The few remaining entities that are linear-focused are understandably POd. My old FOX colleague Mike Mulvihill is once again not holding back
, and his newer comrade-in-arms Kym Frank supplied her own WTFs via LinkedIn yesterday:
In the words of Laura Martin at this week’s Advertising Research Foundation (ARF) event, “I’m calling shenanigans.” Clients were informed at 4PM on a Friday.
If DASH is good enough for the currency, it should be good enough for the Gauge. I will add – if the Big data + panel dataset is good enough for the currency, it should also be good enough for the Gauge, but that change was never made either.
But while we’re in the spirit of finger-pointing, let’s be reminded that there’s a new face of the Nielsen Company that’s been involved in this latest round of “shenangians”. Here’s how BARRETT MEDIA reported this coronation last November:
Nielsen has announced it has appointed Peter Naylor as its first-ever Chief Client Officer, a newly created position focusing on clients, advertisers, and publishers. Naylor comes to the company after previously working at Netflix, Hulu, and Snap, among other companies. At Netflix, he was the organization’s first-ever Vice President of Global Advertising Sales. He helmed similar sales executive roles at Hulu and the social media platform Snapchat.

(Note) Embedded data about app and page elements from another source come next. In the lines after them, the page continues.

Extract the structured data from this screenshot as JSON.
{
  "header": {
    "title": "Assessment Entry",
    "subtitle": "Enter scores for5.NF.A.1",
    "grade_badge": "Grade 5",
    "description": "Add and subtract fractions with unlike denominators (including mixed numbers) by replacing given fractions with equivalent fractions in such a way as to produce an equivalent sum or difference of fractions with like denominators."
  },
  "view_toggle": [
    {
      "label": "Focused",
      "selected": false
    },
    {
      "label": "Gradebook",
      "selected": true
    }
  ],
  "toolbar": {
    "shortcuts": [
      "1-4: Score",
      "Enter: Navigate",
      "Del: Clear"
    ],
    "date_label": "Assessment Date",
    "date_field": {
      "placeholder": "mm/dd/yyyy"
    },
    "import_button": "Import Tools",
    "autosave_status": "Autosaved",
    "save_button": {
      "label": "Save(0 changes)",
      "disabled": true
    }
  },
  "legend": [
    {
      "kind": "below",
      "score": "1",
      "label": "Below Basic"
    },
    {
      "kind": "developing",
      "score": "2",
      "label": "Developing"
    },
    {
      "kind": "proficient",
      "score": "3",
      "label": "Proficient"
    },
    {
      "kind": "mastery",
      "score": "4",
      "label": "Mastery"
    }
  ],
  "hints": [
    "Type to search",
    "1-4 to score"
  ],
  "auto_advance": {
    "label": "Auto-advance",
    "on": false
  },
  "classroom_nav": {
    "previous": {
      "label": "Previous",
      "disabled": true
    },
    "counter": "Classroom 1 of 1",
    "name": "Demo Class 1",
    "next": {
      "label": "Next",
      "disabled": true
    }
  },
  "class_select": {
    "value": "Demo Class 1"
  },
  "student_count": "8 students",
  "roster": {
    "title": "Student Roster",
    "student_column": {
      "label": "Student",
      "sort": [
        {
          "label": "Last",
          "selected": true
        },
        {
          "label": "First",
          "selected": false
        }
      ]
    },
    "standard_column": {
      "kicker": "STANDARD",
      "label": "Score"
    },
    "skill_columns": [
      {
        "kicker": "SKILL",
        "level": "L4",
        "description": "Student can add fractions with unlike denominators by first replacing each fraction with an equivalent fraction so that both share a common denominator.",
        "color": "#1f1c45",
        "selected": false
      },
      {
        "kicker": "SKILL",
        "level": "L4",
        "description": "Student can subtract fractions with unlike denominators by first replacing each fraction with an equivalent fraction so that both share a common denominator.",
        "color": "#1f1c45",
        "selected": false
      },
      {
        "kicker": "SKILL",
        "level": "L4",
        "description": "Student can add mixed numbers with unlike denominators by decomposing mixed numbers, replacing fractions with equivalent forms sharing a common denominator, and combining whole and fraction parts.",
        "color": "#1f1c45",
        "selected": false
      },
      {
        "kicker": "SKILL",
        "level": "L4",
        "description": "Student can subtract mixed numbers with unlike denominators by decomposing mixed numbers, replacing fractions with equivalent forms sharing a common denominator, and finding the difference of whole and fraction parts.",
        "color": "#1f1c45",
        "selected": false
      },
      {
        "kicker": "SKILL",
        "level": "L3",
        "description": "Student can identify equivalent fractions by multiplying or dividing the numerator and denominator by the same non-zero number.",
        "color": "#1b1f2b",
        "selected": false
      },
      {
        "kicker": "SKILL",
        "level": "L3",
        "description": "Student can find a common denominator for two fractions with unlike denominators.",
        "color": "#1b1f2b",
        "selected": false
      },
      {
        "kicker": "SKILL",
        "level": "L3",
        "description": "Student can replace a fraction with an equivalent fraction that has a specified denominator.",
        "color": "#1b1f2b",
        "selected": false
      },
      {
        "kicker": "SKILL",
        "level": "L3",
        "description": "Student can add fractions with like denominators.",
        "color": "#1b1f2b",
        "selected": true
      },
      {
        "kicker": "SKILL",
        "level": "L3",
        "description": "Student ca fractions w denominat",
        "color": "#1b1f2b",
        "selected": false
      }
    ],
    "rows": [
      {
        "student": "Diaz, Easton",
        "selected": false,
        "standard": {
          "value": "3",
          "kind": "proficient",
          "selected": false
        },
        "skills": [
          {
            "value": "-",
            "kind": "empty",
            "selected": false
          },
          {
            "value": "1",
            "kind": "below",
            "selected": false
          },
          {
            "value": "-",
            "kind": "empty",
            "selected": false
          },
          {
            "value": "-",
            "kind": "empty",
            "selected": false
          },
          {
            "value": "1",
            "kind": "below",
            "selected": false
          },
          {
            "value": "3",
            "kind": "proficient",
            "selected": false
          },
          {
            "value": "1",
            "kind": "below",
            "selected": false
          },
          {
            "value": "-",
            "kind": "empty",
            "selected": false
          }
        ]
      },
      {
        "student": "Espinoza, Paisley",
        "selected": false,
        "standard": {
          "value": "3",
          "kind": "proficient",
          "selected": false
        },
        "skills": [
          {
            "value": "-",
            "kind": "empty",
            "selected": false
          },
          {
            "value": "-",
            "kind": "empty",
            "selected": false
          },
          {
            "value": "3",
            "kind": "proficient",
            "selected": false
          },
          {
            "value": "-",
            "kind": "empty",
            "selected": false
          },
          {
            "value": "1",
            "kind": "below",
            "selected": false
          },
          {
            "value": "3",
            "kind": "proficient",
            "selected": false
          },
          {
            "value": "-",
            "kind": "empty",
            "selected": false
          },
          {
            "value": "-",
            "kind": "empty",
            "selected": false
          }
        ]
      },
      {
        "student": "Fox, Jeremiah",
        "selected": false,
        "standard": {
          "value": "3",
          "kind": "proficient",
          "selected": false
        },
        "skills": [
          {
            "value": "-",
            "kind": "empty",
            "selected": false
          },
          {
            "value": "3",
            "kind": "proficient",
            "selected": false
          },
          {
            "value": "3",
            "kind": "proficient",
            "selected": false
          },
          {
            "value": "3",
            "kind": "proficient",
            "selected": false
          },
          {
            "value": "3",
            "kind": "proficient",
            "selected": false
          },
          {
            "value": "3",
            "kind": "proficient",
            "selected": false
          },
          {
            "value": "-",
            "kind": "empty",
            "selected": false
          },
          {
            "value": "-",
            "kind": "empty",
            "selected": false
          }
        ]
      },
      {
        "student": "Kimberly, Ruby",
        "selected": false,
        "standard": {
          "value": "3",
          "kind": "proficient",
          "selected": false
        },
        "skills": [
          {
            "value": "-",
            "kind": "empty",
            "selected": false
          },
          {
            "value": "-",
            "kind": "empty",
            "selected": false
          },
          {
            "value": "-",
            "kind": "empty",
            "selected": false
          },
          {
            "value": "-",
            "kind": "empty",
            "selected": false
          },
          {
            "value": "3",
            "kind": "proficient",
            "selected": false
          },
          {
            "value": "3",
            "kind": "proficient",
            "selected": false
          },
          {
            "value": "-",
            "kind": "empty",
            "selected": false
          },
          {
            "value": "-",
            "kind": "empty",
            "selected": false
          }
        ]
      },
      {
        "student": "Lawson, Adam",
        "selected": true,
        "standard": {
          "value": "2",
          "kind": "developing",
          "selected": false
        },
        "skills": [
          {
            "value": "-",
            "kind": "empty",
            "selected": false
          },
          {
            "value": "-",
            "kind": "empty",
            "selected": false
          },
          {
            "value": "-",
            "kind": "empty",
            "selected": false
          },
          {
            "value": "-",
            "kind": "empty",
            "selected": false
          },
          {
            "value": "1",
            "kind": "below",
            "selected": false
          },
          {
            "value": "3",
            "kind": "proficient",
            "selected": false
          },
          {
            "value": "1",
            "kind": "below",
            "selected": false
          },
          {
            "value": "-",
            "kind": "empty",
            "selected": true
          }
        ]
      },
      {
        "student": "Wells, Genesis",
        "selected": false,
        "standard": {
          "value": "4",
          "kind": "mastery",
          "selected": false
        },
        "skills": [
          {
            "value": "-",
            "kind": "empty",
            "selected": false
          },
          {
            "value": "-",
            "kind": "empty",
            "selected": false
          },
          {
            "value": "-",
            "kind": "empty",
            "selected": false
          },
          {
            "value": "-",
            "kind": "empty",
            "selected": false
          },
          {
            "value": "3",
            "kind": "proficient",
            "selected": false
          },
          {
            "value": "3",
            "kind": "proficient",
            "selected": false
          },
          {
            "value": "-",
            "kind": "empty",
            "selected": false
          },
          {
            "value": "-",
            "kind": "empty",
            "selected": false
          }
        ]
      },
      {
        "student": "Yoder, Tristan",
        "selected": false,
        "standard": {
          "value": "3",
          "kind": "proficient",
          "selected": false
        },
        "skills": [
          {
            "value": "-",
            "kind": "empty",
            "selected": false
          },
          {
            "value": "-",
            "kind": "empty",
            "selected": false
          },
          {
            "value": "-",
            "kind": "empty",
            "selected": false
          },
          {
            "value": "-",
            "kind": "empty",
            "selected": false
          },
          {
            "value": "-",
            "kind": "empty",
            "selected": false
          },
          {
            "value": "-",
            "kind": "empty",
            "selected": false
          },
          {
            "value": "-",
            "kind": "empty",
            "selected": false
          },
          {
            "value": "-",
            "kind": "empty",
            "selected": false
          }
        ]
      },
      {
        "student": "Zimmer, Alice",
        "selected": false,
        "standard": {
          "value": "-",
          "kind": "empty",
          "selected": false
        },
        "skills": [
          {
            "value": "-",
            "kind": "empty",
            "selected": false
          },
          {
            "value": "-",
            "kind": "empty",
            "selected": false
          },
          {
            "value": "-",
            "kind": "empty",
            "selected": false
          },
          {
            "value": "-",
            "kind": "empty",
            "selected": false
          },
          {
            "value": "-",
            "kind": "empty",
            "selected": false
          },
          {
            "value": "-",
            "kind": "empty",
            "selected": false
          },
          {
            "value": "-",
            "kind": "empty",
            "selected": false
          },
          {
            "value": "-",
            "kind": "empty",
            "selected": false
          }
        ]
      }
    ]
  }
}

Naylor was last directly involved with a linear-focused company more than a decade ago when he oversaw digital ad sales for NBCU at a time when such efforts were far less video-heavy and far more scattered. At each of his more recent stops he underdelivered the outsized expectations of his aggressive management teams, most notably at Netflix, which regularly dumps viewership data in perpetually evolving and confounding forms to obfuscate the fact that they still trail the majority of their competitors in ad-capable subscribers and impressions. There are many adjectives one could apply to someone with that CV–objective would most def not be at the top of such a list.
If this is who the Nielsen Company chose as their chief liaison at the very time they finally were moving into the 21st century, it more than supports the claims that are being expressed by the Video Advertising Bureau’s Sean Cunningham
, who more often than not comes off in a most quixotic manner, vainly fighting the windmills of Naylor’s fellow klatsch members. And also seems to justify Shapiro’s even more dark conclusion that he delivered as a coda to the rant he opted to deliver just as the decision-makers that ultimately determine who hits their budgets were convening for a jam-packed quarter of days filled with schmoozing and bullsh-t:
Consumers have changed how content is consumed – totally and forever. The people who buy and sell TV advertising must do the same and finally transform the way they measure it. Advertisers and platforms can and should agree to grade each other’s homework, with methodology that serves both sides and produces – wait for it – tangible results; or they should be prepared to continue to lose to those who do…By saying all of the above, I know that I am burning whatever bridges I had left to the measurement industrial complex. But those bridges only head in one direction: to the past. I say burn them all down.
Sounds like Shapiro won’t be hob-nobbing with Naylor and his increasingly desperate and knee-bending colleagues anytime soon. He’d still be more than welcome at the place I still occasionally frequent with a few fellow alter cockers.